第二,興社學,置學田。社學,當時又稱義學,亦稱坊學。臺灣鄭氏統治時,各坊裏均有社學,清統一後,臺灣各地亦重建社學。到陳瑸第一次扺臺時,臺灣各地有社學:臺灣縣三所,鳳山縣一所,諸羅縣四所。(《規制·社學》)\[10\](卷2)臺灣縣在當時是府治所在地,爲臺灣政治文化中心,有四坊十五裏,三所社學明顯不够。故陳瑸提出“職欲於每坊每裏内設立社學,延老成有行者爲之師,聚該坊裏子弟而教誨焉。”(《條陳臺灣縣事宜》)\[3\](卷3)於每坊每裏均設立社學,目的就在臺灣普及教育,這一條盡管在陳瑸離任時尚未做到,但可以反映陳瑸對教育事業的重視。故陳瑸第二次至臺後,再次重申創立社(義)學:
諭各縣設立義學,招集生徒,延師誨課。始據臺灣縣開報,東安坊舉黄名臣,西定坊舉董夢龍,鎮北坊舉鄭國楨,即擇吉敦請就學,事心督課,勿與外事。其寧南坊,飭令速行舉行,該縣務須加意作興,毋得有名鮮實。鳳、諸二縣有學童附屬府治者,俱令附入坊學,將姓名列報。(《各坊學師生示略》)\[4\](卷下P64)
並規定:“凡有子弟讀書,無力從師者,不論已未入泮,俱許送入四坊社學。”(《勸學示略》)\[4\](卷下P66)意在加强臺灣各縣的社學建設,以求教育之普及。他還規定“每年給坊師館穀三十石。”(《各坊學師生示略》)\[4\](卷下64)並選派“文行兼優之士,以分教坊學。”(《勸學示略》)\[4\](卷下66)還親自批點教材,指點各坊學生童學習,甚至“按期督課,又於季終親行會考闔郡生童,優者奬賞,以示鼓勵。”\[15\](卷下P69-70)與此同時,陳瑸更進一步提出建“土番社學”以教化番童(詳後)。由於陳瑸的大力推行及親自指導,臺灣地區的社學獲得全面穩定的發展。
爲了推進臺灣教育事業的發展,陳瑸在第二次治臺時一方面再興社學,另一方面又提出“置學田以興教化”的建議。

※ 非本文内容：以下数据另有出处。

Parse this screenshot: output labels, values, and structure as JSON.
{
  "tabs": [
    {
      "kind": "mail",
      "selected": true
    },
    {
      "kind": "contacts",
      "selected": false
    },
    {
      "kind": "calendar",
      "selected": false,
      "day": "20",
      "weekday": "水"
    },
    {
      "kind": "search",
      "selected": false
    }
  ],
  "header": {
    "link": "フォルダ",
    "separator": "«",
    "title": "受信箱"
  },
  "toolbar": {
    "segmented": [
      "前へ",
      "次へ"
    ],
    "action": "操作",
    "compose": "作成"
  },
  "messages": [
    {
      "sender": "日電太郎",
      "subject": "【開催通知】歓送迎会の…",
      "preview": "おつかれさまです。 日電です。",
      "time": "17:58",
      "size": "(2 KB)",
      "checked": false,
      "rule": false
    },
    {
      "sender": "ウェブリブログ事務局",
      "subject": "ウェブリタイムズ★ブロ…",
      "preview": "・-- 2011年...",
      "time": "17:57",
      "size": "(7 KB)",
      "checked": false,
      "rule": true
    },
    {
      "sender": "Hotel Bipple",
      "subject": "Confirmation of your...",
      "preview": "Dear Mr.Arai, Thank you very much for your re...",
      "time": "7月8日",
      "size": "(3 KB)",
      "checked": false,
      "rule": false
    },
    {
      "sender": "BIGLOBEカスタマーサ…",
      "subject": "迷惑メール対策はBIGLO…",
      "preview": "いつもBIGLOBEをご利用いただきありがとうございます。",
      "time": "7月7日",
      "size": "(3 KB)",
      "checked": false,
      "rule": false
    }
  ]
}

清朝臺灣學田設置最早是康熙二十三年知府蔣毓英置府學學田五甲,康熙二十六年鳳山縣學教諭置學田十一甲,(《規制·學田》)\[10\](卷2)次則康熙四十三年臺灣知府衛臺揆置府義學學田(後改爲崇文書院),康熙四十五年諸羅縣同知孫元衡置縣學學田,康熙四十八年鳳山知縣宋永清再置鳳山學田。(《學校·學田》\[11\](卷8)康熙四十九年陳瑸在《臺厦條陳利弊四事》中提出“置學田以興教化”的建議,他認爲置學田可以養士,“應於臺屬四學内議各置田。”\[3\](卷4)此項建議獲得實行:
巡道陳某置臺灣學田,一在鳳山縣鰎港莊,除管事辛勞田,本莊土地祠香燈田、給賞孤老田外,實田一百三十四甲(一甲約當一十一畝)一分零;每年收租粟納正供外,實粟七百八十一石。一在臺灣縣二贊行,實田七甲零七分零,年收租粟納正供外,實粟四十四石,一在鳳山縣荆蓁林,實田四甲二分,年收租粟納正供外,實租二十四石。

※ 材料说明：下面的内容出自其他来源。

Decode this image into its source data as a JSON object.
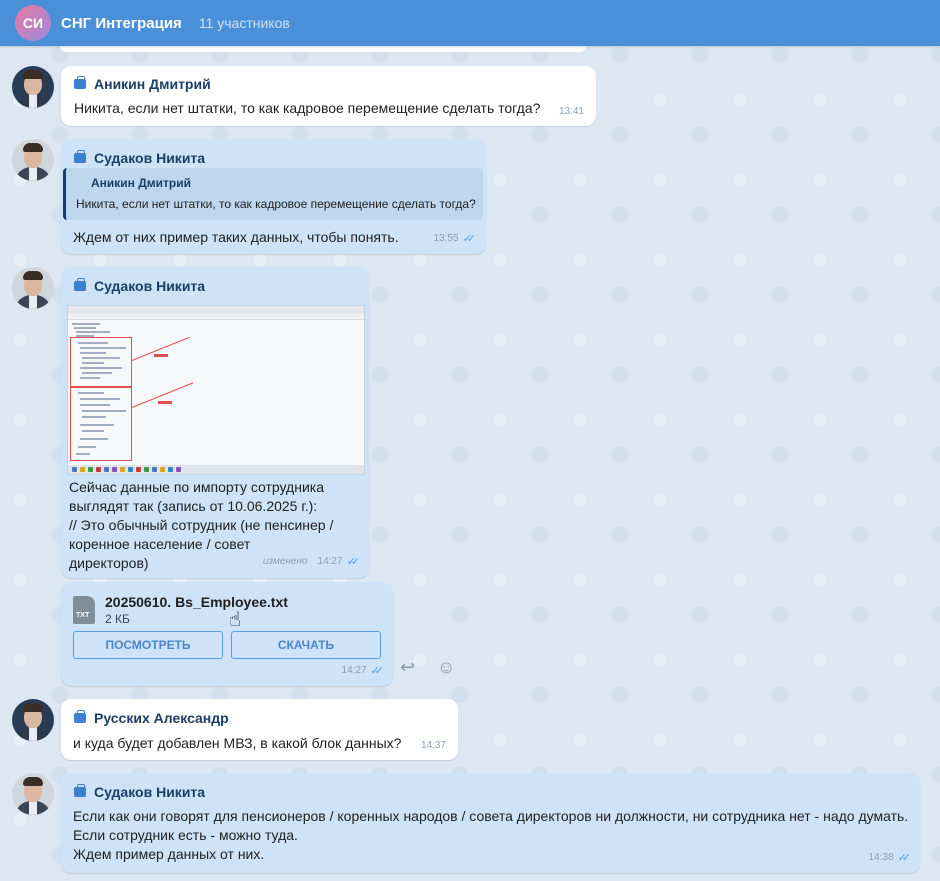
{
  "header": {
    "avatar_initials": "СИ",
    "title": "СНГ Интеграция",
    "members": "11 участников"
  },
  "messages": [
    {
      "sender": "Аникин Дмитрий",
      "text": "Никита, если нет штатки, то как кадровое перемещение сделать тогда?",
      "time": "13:41"
    },
    {
      "sender": "Судаков Никита",
      "reply_sender": "Аникин Дмитрий",
      "reply_text": "Никита, если нет штатки, то как кадровое перемещение сделать тогда?",
      "text": "Ждем от них пример таких данных, чтобы понять.",
      "time": "13:55"
    },
    {
      "sender": "Судаков Никита",
      "text_lines": [
        "Сейчас данные по импорту сотрудника",
        "выглядят так (запись от 10.06.2025 г.):",
        "// Это обычный сотрудник (не пенсинер /",
        "коренное население / совет",
        "директоров)"
      ],
      "edited": "изменено",
      "time": "14:27"
    },
    {
      "file_name": "20250610. Bs_Employee.txt",
      "file_size": "2 КБ",
      "file_ext": "TXT",
      "view_button": "ПОСМОТРЕТЬ",
      "download_button": "СКАЧАТЬ",
      "time": "14:27"
    },
    {
      "sender": "Русских Александр",
      "text": "и куда будет добавлен МВЗ, в какой блок данных?",
      "time": "14:37"
    },
    {
      "sender": "Судаков Никита",
      "text_lines": [
        "Если как они говорят для пенсионеров / коренных народов / совета директоров ни должности, ни сотрудника нет - надо думать.",
        "Если сотрудник есть - можно туда.",
        "Ждем пример данных от них."
      ],
      "time": "14:38"
    }
  ],
  "icons": {
    "reply": "reply-icon",
    "emoji": "emoji-icon",
    "read_check": "double-check-icon"
  },
  "colors": {
    "header": "#4a90d9",
    "own_bubble": "#cfe3f8",
    "other_bubble": "#ffffff"
  }
}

這是一次較大規模的興置學田,一次性設置1600畝學田,并且還規定“是時着該學教官經管,本莊四至内荒埔聽其招佃開墾,完課收租,不許地棍、土豪生端謀占。”\[15\](卷下P64)康熙五十二年朱子祠建成後,“又慮祠中香火及肄業師生修脯、油燈之費無所出,將撥歸郡鰎港莊四十八甲一分租粟供給,歲以爲常。”(陳瑸《新建朱文公祠碑記》)\[11\](卷22P2620)可以反映陳瑸對辦學興教必須準備的教育經費的重視。
第三,“定季考之規”。鄭氏治臺時期,學校考課制度基本健全,但統一後,考課制度並未獲得嚴格實行。如陳瑸言:“本縣童生於本縣季考册中内安有一兩年全無報名與考之理?”(《條陳臺灣縣事宜》)\[3\](卷3)《清聖祖康熙實録》卷130記載康熙二十六年(1687)事:“臺灣郡縣設立學校,但與考人數無多,未便照内地之額。”\[17\](卷130P402)在陳瑸之前,首任臺厦道周昌也曾一再提出:
自設立郡縣以來,憲臺與道憲月課季考,奬勵生童,與夫卑縣等,按季分題課業,士子蔚然興起,燦然有文章可觀矣。亟須乘時設官考試,以培養海國之人才。(周昌《詳請開科考試文》)\[10\](卷10P1006-1007)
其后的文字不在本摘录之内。